The firm’s existing private sector clients include supermarket firm Sainsbury’s and gas and electricity utility National Grid.
Its private sector clients account for around 30% of business with the remainder coming from the public sector, especially central government where around 20% of its work is in the defence sector.
Tetra Tech is working for the Defence Infrastructure Organisation on several infrastructure projects at the RAF Lossiemouth base, carrying out project management, design, cost management and masterplanning work to redevelop and replace facilities at the site on Scotland’s north-east coast.

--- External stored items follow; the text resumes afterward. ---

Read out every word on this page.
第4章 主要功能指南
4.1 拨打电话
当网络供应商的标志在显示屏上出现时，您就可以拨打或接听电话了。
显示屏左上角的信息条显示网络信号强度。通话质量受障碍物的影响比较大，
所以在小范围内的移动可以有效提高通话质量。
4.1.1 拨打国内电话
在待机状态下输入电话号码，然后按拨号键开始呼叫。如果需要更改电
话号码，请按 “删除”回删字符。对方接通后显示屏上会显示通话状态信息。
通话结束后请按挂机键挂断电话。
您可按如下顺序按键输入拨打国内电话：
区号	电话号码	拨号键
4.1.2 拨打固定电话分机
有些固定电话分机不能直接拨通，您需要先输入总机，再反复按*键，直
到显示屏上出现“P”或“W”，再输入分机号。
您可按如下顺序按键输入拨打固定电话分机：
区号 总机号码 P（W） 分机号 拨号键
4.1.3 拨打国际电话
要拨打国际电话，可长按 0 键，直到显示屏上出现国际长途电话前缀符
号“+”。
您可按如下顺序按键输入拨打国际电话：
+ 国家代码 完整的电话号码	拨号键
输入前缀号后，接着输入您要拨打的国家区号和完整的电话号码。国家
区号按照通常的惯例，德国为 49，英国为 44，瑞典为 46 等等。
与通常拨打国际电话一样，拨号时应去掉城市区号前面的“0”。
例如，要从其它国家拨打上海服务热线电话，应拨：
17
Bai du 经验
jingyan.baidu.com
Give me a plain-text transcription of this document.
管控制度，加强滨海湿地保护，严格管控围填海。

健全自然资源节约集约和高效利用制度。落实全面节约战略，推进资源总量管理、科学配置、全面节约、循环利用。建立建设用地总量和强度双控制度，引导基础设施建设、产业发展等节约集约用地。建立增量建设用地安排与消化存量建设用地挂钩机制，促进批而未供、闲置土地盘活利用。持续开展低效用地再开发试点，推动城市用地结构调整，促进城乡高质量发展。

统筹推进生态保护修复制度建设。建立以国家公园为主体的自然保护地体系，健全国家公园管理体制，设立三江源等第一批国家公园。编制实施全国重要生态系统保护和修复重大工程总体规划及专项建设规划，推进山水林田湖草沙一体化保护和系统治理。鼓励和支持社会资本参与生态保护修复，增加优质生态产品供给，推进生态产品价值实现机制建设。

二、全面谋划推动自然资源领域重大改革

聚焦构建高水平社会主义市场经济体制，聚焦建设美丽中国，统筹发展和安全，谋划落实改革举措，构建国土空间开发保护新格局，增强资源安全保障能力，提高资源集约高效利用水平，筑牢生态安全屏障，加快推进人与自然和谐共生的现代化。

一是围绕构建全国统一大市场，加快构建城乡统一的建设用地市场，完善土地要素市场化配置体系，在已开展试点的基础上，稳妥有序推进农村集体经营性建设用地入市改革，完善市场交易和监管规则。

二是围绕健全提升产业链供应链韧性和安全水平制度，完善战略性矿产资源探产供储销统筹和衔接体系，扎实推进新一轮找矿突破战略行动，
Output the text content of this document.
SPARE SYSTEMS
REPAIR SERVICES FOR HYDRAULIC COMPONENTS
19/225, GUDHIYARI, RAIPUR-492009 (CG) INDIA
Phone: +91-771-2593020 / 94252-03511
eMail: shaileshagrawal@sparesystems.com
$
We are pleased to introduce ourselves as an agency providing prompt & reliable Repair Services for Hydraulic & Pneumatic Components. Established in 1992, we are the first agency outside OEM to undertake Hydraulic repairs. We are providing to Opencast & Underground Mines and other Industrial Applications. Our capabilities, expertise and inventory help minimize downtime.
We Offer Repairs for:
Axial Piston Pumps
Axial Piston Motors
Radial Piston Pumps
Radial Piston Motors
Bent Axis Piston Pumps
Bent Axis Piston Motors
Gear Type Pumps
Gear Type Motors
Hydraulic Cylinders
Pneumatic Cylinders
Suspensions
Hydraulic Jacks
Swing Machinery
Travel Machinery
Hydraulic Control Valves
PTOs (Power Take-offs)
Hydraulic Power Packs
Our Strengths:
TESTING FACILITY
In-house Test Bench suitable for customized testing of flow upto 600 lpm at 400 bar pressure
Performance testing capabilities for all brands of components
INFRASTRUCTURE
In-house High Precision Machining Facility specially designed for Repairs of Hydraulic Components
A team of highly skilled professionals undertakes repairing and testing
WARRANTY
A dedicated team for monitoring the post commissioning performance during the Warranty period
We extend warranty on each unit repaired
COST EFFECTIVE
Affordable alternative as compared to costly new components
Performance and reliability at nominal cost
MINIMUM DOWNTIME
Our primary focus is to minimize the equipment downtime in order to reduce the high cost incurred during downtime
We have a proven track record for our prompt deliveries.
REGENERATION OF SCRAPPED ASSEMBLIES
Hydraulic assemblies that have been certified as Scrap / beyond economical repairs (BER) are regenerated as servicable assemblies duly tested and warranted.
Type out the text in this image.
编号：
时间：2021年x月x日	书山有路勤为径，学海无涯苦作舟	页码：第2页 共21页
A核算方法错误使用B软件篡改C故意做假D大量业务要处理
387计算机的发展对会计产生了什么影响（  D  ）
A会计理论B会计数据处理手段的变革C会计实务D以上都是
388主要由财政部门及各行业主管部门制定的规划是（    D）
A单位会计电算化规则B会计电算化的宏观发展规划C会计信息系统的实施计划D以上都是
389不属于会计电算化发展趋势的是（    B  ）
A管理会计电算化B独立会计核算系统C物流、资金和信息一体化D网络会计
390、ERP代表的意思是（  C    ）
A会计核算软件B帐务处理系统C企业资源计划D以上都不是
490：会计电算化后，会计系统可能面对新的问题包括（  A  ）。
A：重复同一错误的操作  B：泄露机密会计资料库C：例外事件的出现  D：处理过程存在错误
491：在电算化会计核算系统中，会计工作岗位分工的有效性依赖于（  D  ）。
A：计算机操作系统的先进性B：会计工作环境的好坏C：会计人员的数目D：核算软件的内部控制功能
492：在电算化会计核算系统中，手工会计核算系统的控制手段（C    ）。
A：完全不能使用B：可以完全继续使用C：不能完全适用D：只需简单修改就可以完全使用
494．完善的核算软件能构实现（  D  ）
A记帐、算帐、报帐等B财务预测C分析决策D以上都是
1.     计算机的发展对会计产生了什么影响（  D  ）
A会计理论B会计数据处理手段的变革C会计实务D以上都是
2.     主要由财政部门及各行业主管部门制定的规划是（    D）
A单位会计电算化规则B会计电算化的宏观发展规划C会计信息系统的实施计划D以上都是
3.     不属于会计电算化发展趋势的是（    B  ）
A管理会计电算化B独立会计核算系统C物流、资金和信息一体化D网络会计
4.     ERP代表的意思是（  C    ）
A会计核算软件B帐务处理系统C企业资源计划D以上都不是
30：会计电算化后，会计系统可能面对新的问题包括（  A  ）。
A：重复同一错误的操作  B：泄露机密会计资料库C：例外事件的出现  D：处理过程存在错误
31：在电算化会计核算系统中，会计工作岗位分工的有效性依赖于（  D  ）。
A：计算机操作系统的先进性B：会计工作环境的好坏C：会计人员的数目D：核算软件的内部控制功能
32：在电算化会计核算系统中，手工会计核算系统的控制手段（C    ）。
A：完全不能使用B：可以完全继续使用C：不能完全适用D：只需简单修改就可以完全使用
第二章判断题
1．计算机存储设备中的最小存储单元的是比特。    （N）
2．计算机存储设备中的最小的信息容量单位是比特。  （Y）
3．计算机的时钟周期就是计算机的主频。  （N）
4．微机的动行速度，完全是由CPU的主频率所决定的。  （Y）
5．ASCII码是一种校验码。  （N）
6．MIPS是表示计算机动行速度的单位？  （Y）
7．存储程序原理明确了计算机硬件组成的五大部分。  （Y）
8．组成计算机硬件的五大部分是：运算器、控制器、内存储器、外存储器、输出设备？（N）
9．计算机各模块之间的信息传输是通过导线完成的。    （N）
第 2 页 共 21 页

It is also working on plans for Edinburgh council to transform the Scottish capital’s historic George Street, which will see the 18th-century high street significantly widened and street clutter removed to make way for improved lighting, new public spaces and a cycling thoroughfare.
Hatch says the firm is hoping to open up its Leeds head office shortly – possibly as early as this week. It moved from a base in the city’s Headingley district to a more central location and had been there around a year before the 200 or so staff were forced to work from home.
Like most firms, Tetra Tech, which also has major bases in Manchester, Belfast and London, is looking at rejigging space at its 22 UK offices where it employs around 1,000 staff. “I think the office will become more of a destination,” Hatch says.
“We’re looking at reopening Leeds for staff struggling to work from home before more wide-scale reopenings later.”
He says the pandemic has accelerated a trend that was starting to happen with the advent of initiatives such as hot-desking. “Our tools are relatively simple. All we need is a computer, pen and paper. You can do work remotely.”
But he says the office has not been finished off by the pandemic as some had suggested right at the start of it all. “There is a high demand for human contact and interaction,” he adds.
Hatch and several colleagues flew out to the US in the weeks after Tetra Tech inked its deal but trips to California have been curtailed since the pandemic began. Instead, Hatch has been having video conference calls from his home in Cockermouth, Cumbria.
The time differences can mean that calls are often made in the early evenings, as the west coast of America wakes up, and can be even later if the firm’s Australia business is brought into the meeting.
“Our colleagues are understanding about the time difference,” he says. “They’re used to operating as a global business.”